摘 要:《孟子》高超的论辩艺术体现在:善于设譬引喻,运用类比推理来论证自己的观点;擅长设置“陷阱”,引君入瓮;字斟句酌,明确其含义,针对具体的问题具体分析;当遇见对方提出两难问题时,先提出自己的观点,再转变对方的观点,使自己处于有利地位;先提出问题使对方承认,然后揭示该问题所蕴涵的结论,使对方不能不接受;用“以其人之道还治其人之身”之法论辩。

关键词:《孟子》 论辩艺术 设譬引喻 设置“陷阱” 两难相诘

孟子名轲,字子舆,战国中期邹国人,是著名思想家、散文家,是继孔子之后儒家学派的一位大师。他授业于孔子的孙子子思,以继承孔子之业,宣扬儒家道统为己任,后世多将他与孔子并称“孔孟”。孟子早年曾游掌各国诸侯,其才学受到各国诸侯尊礼,但其学说终不见用,原因是在兼并战争激烈的战国时代,诸侯崇尚“攻伐”,而孟子从“性善论”出发,主张行“王道”,施“仁政”,与时代潮流相悖。于是“退而与万章之徒序《诗》、《书》,述仲尼之意,作《孟子》七篇”[1] 。

《孟子》一书有两个显著的特点。首先,《孟子》基本上为对话体。它比较详细地记录了孟轲游说各国诸侯王以及其他一些学人辩难各种问题的经过和言论。其次,《孟子》善于论辩。他为了维护儒家的思想主张和伦理道德,对杨朱、墨翟的学说和其它违反儒家思想观念的学说进行了论辩。而孟子对“好辩”则从来自认不讳,《孟子》一书虽然并非全由孟子自著,但长于辩论,富于辞采,全书皆然,像是经过统一整理的。[2]在《孟子·滕文公篇》中,孟子的学生公都子问他:“外人皆称夫子好辩,敢问何也?”孟子回答说:“予岂好辩哉,予不得已也。”一语道出了自己的苦衷。在那诸子争鸣、纵横捭阖的战国时代,人民生活惨苦,“民有饥色,野有饿莩”的现象触目皆是。各派学术思想兴起,相互批评,相互争论,是非常激烈的。孟子从儒家的立场出发,宣传他的“仁政”思想,为天下百姓而辩,为消除质疑而辩,为博取正确的观念而辩。
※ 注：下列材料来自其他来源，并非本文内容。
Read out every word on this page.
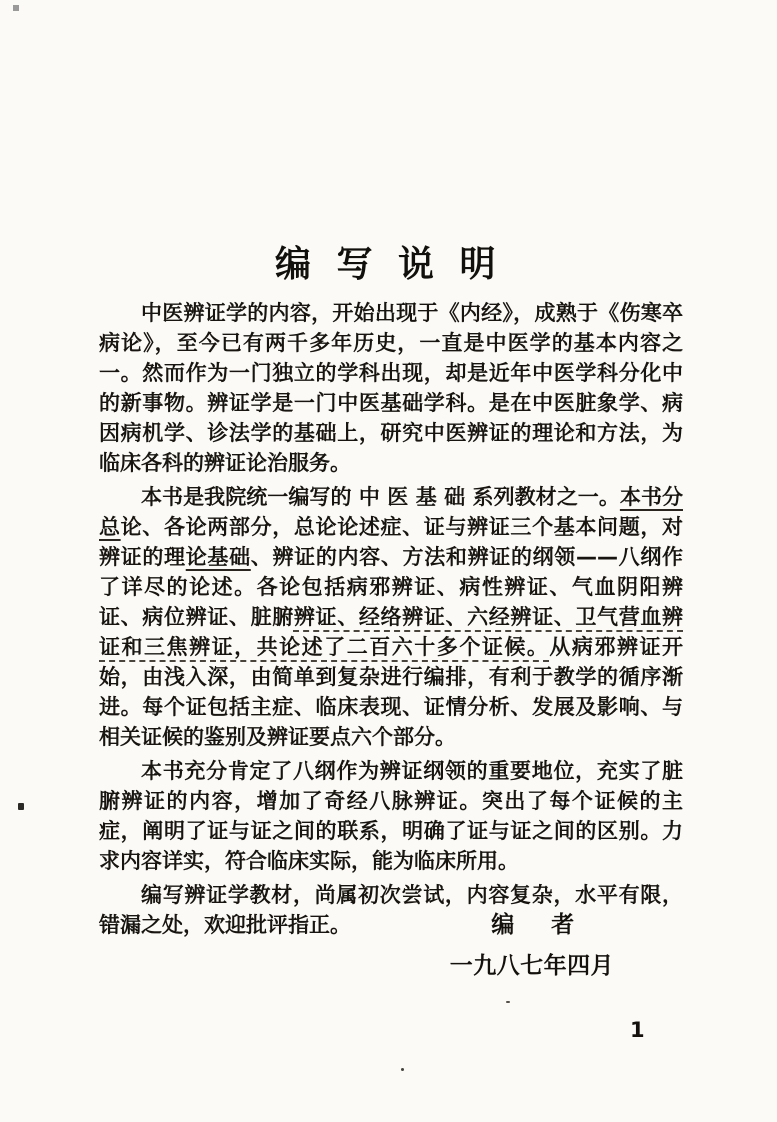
编 写 说 明

中医辨证学的内容，开始出现于《内经》，成熟于《伤寒卒病论》，至今已有两千多年历史，一直是中医学的基本内容之一。然而作为一门独立的学科出现，却是近年中医学科分化中的新事物。辨证学是一门中医基础学科。是在中医脏象学、病因病机学、诊法学的基础上，研究中医辨证的理论和方法，为临床各科的辨证论治服务。

本书是我院统一编写的 中 医 基 础 系列教材之一。本书分总论、各论两部分，总论论述症、证与辨证三个基本问题，对辨证的理论基础、辨证的内容、方法和辨证的纲领——八纲作了详尽的论述。各论包括病邪辨证、病性辨证、气血阴阳辨证、病位辨证、脏腑辨证、经络辨证、六经辨证、卫气营血辨证和三焦辨证，共论述了二百六十多个证候。从病邪辨证开始，由浅入深，由简单到复杂进行编排，有利于教学的循序渐进。每个证包括主症、临床表现、证情分析、发展及影响、与相关证候的鉴别及辨证要点六个部分。

本书充分肯定了八纲作为辨证纲领的重要地位，充实了脏腑辨证的内容，增加了奇经八脉辨证。突出了每个证候的主症，阐明了证与证之间的联系，明确了证与证之间的区别。力求内容详实，符合临床实际，能为临床所用。

编写辨证学教材，尚属初次尝试，内容复杂，水平有限，错漏之处，欢迎批评指正。	编　者
一九八七年四月
1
首先,孟子的文章文才华赡,清畅流利,尤以气胜。其次是“知言”。孟子说:“诐辞知其所蔽,淫辞知其所陷,邪辞知其所离,遁辞知其所穷。”(《公孙丑上》)这里所说的是一种知人之言而知人之情的体会,这种修养,用之于批评固然重要,用之于创作也同样重要。孟子所讲的养气和知言,属于内在的修养。他的文章,总是给我们一种波澜壮阔、辞锋犀利的美感。[3]如《梁惠王》的言仁义,《滕文公》的辟杨墨、辟许行,《告子》的辩性善,《离娄》的法先王,都是气势纵横、文才华赡的文章。郭沫若在他的《十批判书》中写道:“孟子是以好辩而受非难的人。他不断地和人辩,和宋坑辩,和墨者辩,和自己的门徒辩,辩得都很巧妙,足见他对辩术很有研究。”[4]郭沫若在这里所说的辩术,就是指孟子的论辩艺术。孟子熟练地运用各种论辩手段,成功地达到了他的论辩目的。其论辩艺术主要体现在以下几个方面:

一、孟子在论辩过程中,善于设譬引喻

首先,孟子擅长设譬引喻。战国时期的人们长于形象思维,在说明复杂事理时,常用譬喻使抽象的概念形象化,让读者心领神会。汉代第一个《孟子》研究家赵歧在《孟子题词》里说:“孟子长于譬喻,辞不迫切,而意已独至。”[5]《孟子》全书二百六十一章中,就有九十三章总共使用了一百五十九种譬喻。[6]这不但使精简的文章更富有形象性,而且起到了加强论辩气势和说理力量的作用。譬如在《寡人之于国也章》中,孟子为了宣扬“仁政”来见梁惠王,而梁惠王却是一个崇尚武力、不谙“仁政”之辈。故一见面,梁惠王就向孟子提出了自己施行“移民”“移粟”等措施,而结果却“民不加多”,这种疑问实际上是对“仁政”提出了怀疑。在这种情况下,孟子没有直接指出梁惠王所采取的“移粟”“移民”措施不是民众归往的根本方法,而是用了“以五十步笑百步”作比喻,并要梁惠王表态。这个比喻非常浅近,朱熹曾在《孟子集注》中注解说:“言此以譬邻国不恤其民,惠王能行小惠,然皆不能行王道以养其民,不可以此而笑彼也。”[7]所以,梁惠王爽快地回答:“不可,直不百步耳,是亦走也。”这正好落进了孟子所设置的陷阱,故孟子说:“王知如此,则无望民之多于邻国也。”这是因为“移粟”“移民”等临时措施并没有从根本上解决问题,它和邻国的不“移”也强不了多少,正如五十步之于一百步,其本质都是一样的,故就不要指望人民归附了。这个比喻虽然浅近但含义却很深刻。所以,梁惠王对孟子“仁政”之说只得洗耳恭听。其它如“挟泰山以超北海”“为长者折枝”“缘木求鱼”等设譬引喻手法在孟子散文中随处可见。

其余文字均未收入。